Lily Pebbles – 334,837 subscribers, 36m views
A simple, clear email that states how they would like to work with me.
Whether they have budget or not and their objectives and target audience for the campaign.
After I determine whether it’s a PR relationship (which I would then manage) or a job, I can then link in my agent to help manage it if it’s the latter.
Beckii Whiting – 18,381 subscribers, 366,932 views
Emailing is the first step, but if I feel like I need more information we tend to talk over the phone about the brand and what will be involved.
Brands also contact me through my agent, who then passes on possible opportunities for me.
That usually works for me better, especially as I feel bad when having to reply to companies if something isn’t for my viewers!
What do you look for in a brand partner?
Authenticity is absolutely key, so it has to be a brand that I either already wear or use or that fits with the kind of brands I usually like.
Brands that give me the chance to create something I wouldn’t necessarily be able to do myself – something a bit different to my usual content but that my audience would still love – are also really appealing.
Flexibility.

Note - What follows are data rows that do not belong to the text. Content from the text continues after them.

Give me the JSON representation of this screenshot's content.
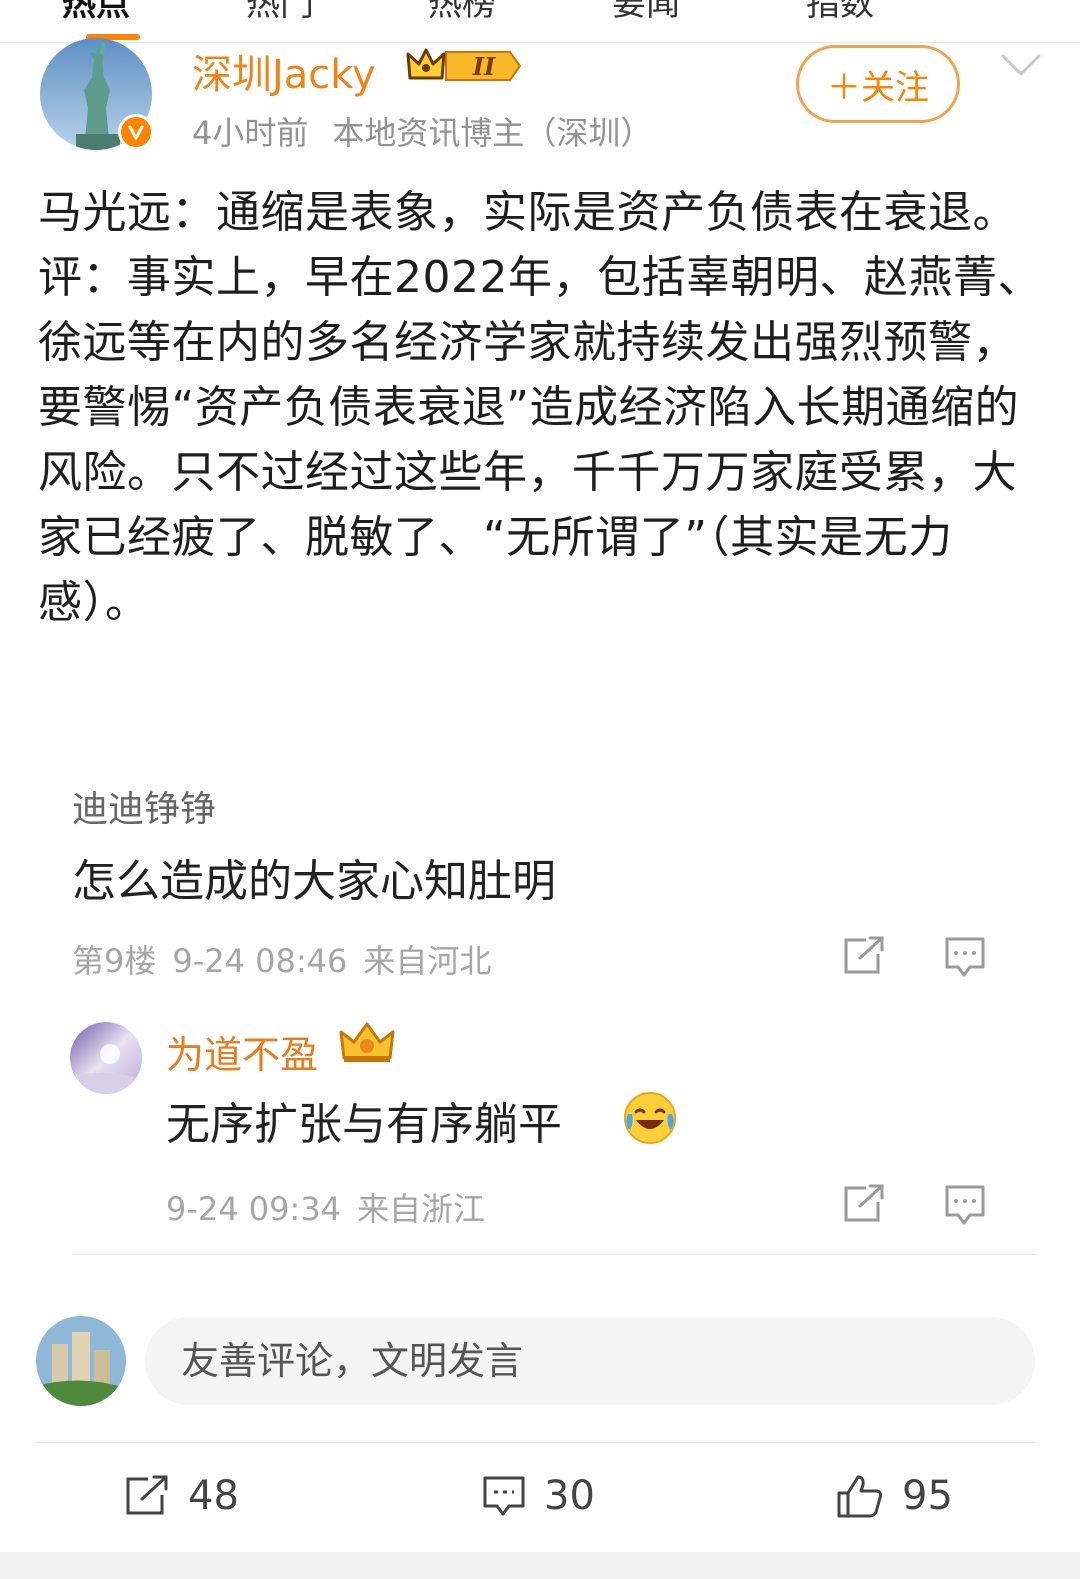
{
  "tabs": [
    "热点",
    "热门",
    "热榜",
    "要闻",
    "指数"
  ],
  "post": {
    "author": "深圳Jacky",
    "time": "4小时前",
    "source": "本地资讯博主（深圳）",
    "follow_label": "＋关注",
    "text_line1": "马光远：通缩是表象，实际是资产负债表在衰退。",
    "text_line2": "评：事实上，早在2022年，包括辜朝明、赵燕菁、徐远等在内的多名经济学家就持续发出强烈预警，要警惕“资产负债表衰退”造成经济陷入长期通缩的风险。只不过经过这些年，千千万万家庭受累，大家已经疲了、脱敏了、“无所谓了”（其实是无力感）。"
  },
  "comment": {
    "name": "迪迪铮铮",
    "text": "怎么造成的大家心知肚明",
    "floor": "第9楼",
    "time": "9-24 08:46",
    "location": "来自河北"
  },
  "reply": {
    "name": "为道不盈",
    "text": "无序扩张与有序躺平",
    "time": "9-24 09:34",
    "location": "来自浙江",
    "emoji": "laughing-crying-emoji"
  },
  "input": {
    "placeholder": "友善评论，文明发言"
  },
  "actions": {
    "reposts": "48",
    "comments": "30",
    "likes": "95"
  },
  "colors": {
    "accent": "#ff8200",
    "author_name": "#f08418",
    "meta_gray": "#939393"
  }
}
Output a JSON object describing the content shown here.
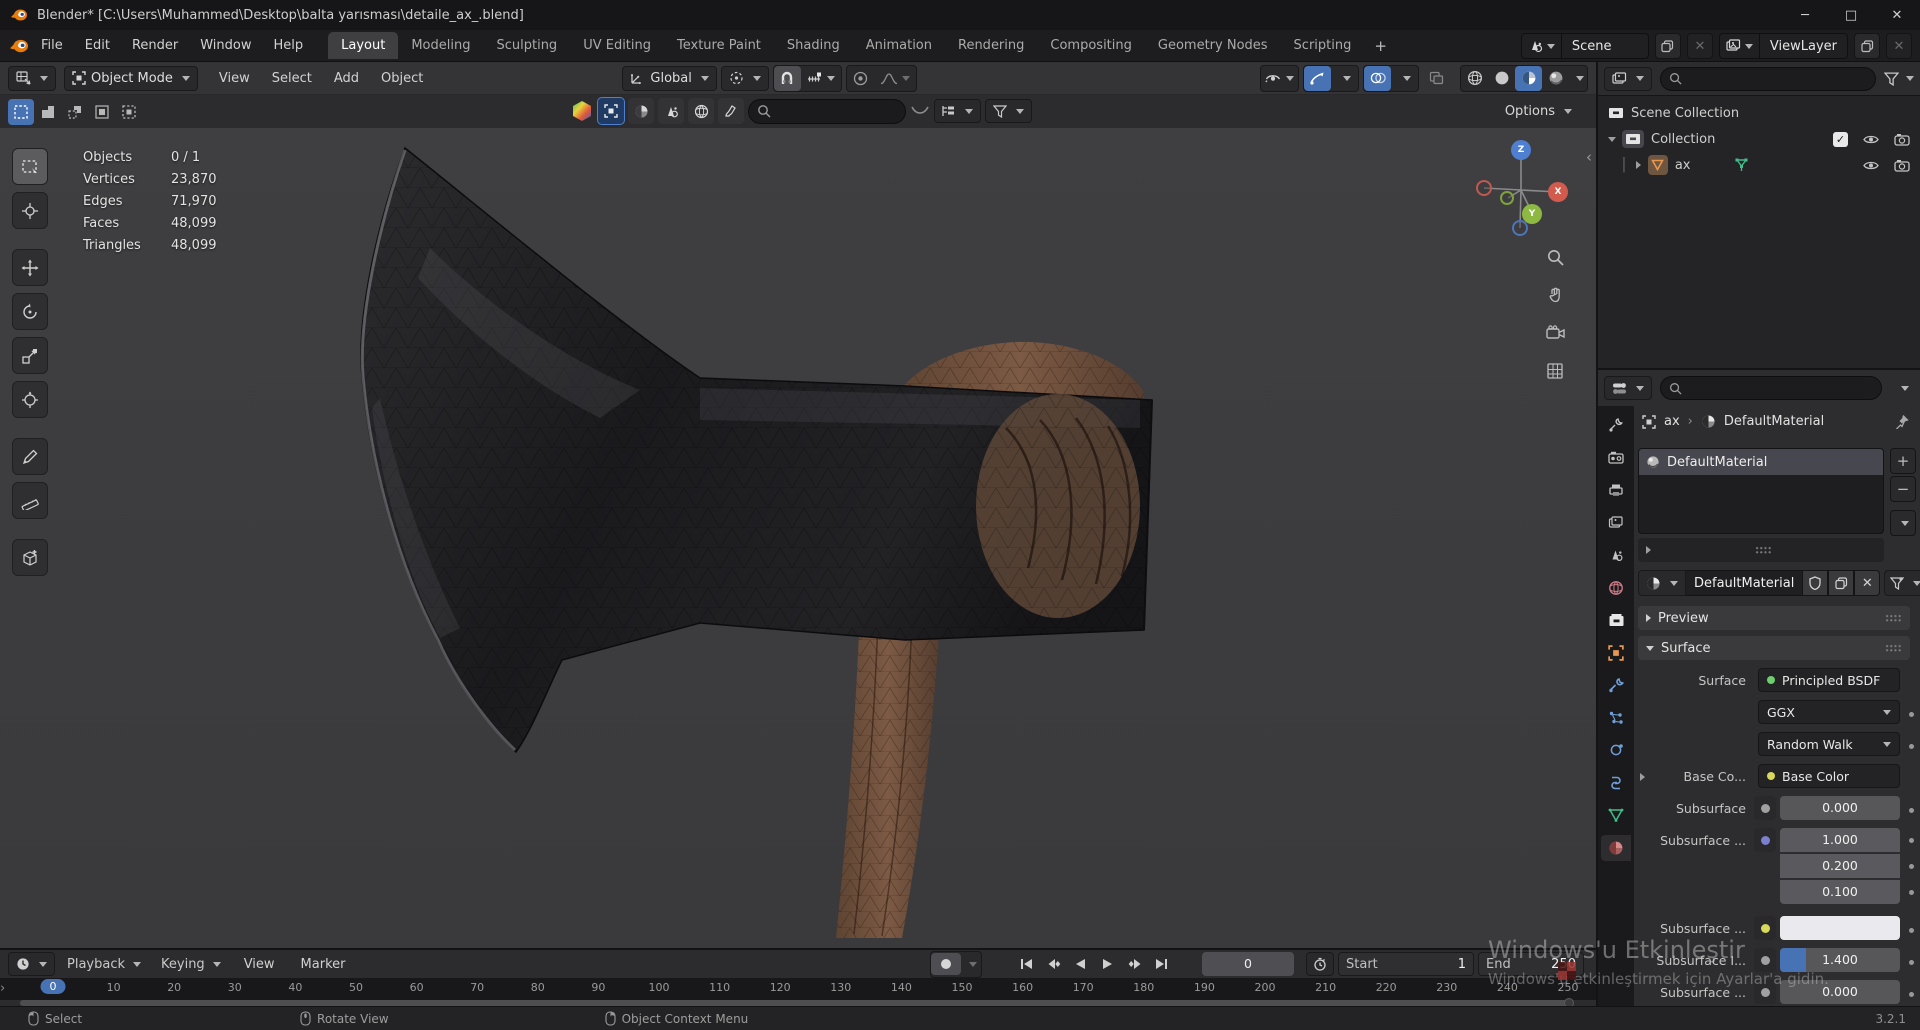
{
  "window": {
    "title": "Blender* [C:\\Users\\Muhammed\\Desktop\\balta yarısması\\detaile_ax_.blend]",
    "controls": {
      "minimize": "─",
      "maximize": "□",
      "close": "✕"
    }
  },
  "menubar": {
    "menus": [
      "File",
      "Edit",
      "Render",
      "Window",
      "Help"
    ],
    "tabs": [
      "Layout",
      "Modeling",
      "Sculpting",
      "UV Editing",
      "Texture Paint",
      "Shading",
      "Animation",
      "Rendering",
      "Compositing",
      "Geometry Nodes",
      "Scripting"
    ],
    "active_tab": "Layout",
    "add_tab": "+",
    "scene_name": "Scene",
    "view_layer_name": "ViewLayer",
    "close_glyph": "✕"
  },
  "viewport_header": {
    "mode": "Object Mode",
    "menus": [
      "View",
      "Select",
      "Add",
      "Object"
    ],
    "orientation": "Global",
    "options_label": "Options"
  },
  "stats": {
    "rows": [
      {
        "label": "Objects",
        "value": "0 / 1"
      },
      {
        "label": "Vertices",
        "value": "23,870"
      },
      {
        "label": "Edges",
        "value": "71,970"
      },
      {
        "label": "Faces",
        "value": "48,099"
      },
      {
        "label": "Triangles",
        "value": "48,099"
      }
    ]
  },
  "gizmo": {
    "x": "X",
    "y": "Y",
    "z": "Z"
  },
  "outliner": {
    "root": "Scene Collection",
    "collection": "Collection",
    "object": "ax",
    "check_glyph": "✓"
  },
  "properties": {
    "breadcrumb": {
      "object": "ax",
      "separator": "›",
      "material": "DefaultMaterial"
    },
    "slot_name": "DefaultMaterial",
    "datablock_name": "DefaultMaterial",
    "add_glyph": "+",
    "remove_glyph": "−",
    "panels": {
      "preview": "Preview",
      "surface": "Surface"
    },
    "rows": [
      {
        "label": "Surface",
        "value": "Principled BSDF"
      },
      {
        "value": "GGX"
      },
      {
        "value": "Random Walk"
      },
      {
        "label": "Base Co...",
        "value": "Base Color"
      },
      {
        "label": "Subsurface",
        "value": "0.000"
      },
      {
        "label": "Subsurface ...",
        "values": [
          "1.000",
          "0.200",
          "0.100"
        ]
      },
      {
        "label": "Subsurface ..."
      },
      {
        "label": "Subsurface I...",
        "value": "1.400"
      },
      {
        "label": "Subsurface ...",
        "value": "0.000"
      }
    ]
  },
  "timeline": {
    "menus": {
      "playback": "Playback",
      "keying": "Keying",
      "view": "View",
      "marker": "Marker"
    },
    "current_frame": "0",
    "start_label": "Start",
    "start_value": "1",
    "end_label": "End",
    "end_value": "250",
    "ticks": [
      "0",
      "10",
      "20",
      "30",
      "40",
      "50",
      "60",
      "70",
      "80",
      "90",
      "100",
      "110",
      "120",
      "130",
      "140",
      "150",
      "160",
      "170",
      "180",
      "190",
      "200",
      "210",
      "220",
      "230",
      "240",
      "250"
    ]
  },
  "statusbar": {
    "items": [
      "Select",
      "Rotate View",
      "Object Context Menu"
    ],
    "version": "3.2.1"
  },
  "watermark": {
    "line1": "Windows'u Etkinleştir",
    "line2": "Windows'u etkinleştirmek için Ayarlar'a gidin."
  },
  "colors": {
    "accent_blue": "#4772b3",
    "axis_x": "#d35b4e",
    "axis_y": "#8db842",
    "axis_z": "#4f7fd0",
    "handle_brown": "#74523f",
    "metal_dark": "#1b1b1d"
  },
  "misc": {
    "collapse_glyph": "‹",
    "expand_glyph": "›"
  }
}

If the brand already has a strong idea of how they want it all to run I usually don’t end up taking it on.
I understand my audience best, so a rough idea from the brand is good but then I like to work on how to communicate that to my audience in my own style.
Working ahead of schedule is key. Rushing a job a week before it should go live won’t work well.
Something that will benefit my subscribers.
I’ve recently worked with Amy Childs’ Collection, who organised a giveaway for my viewers. I got a freebie out of it too!
Conclusion: be flexible and authentic
When you’re approaching an influencer, you can’t treat them in the same way you would an agency. They are not obligated to promote your product or message in a particular way.
Each individual influencer will have their own way of communicating with their audience. Present them with your idea but allow them to execute it in their own way.
It is also important to be authentic. Influencers live and die by their reputation, and if their audience feels like they’re being sold to they will simply stop listening.
Only approach an influencer who you feel will be able to authentically promote your product or message, i.e. ones whose audience is relevant to your brand.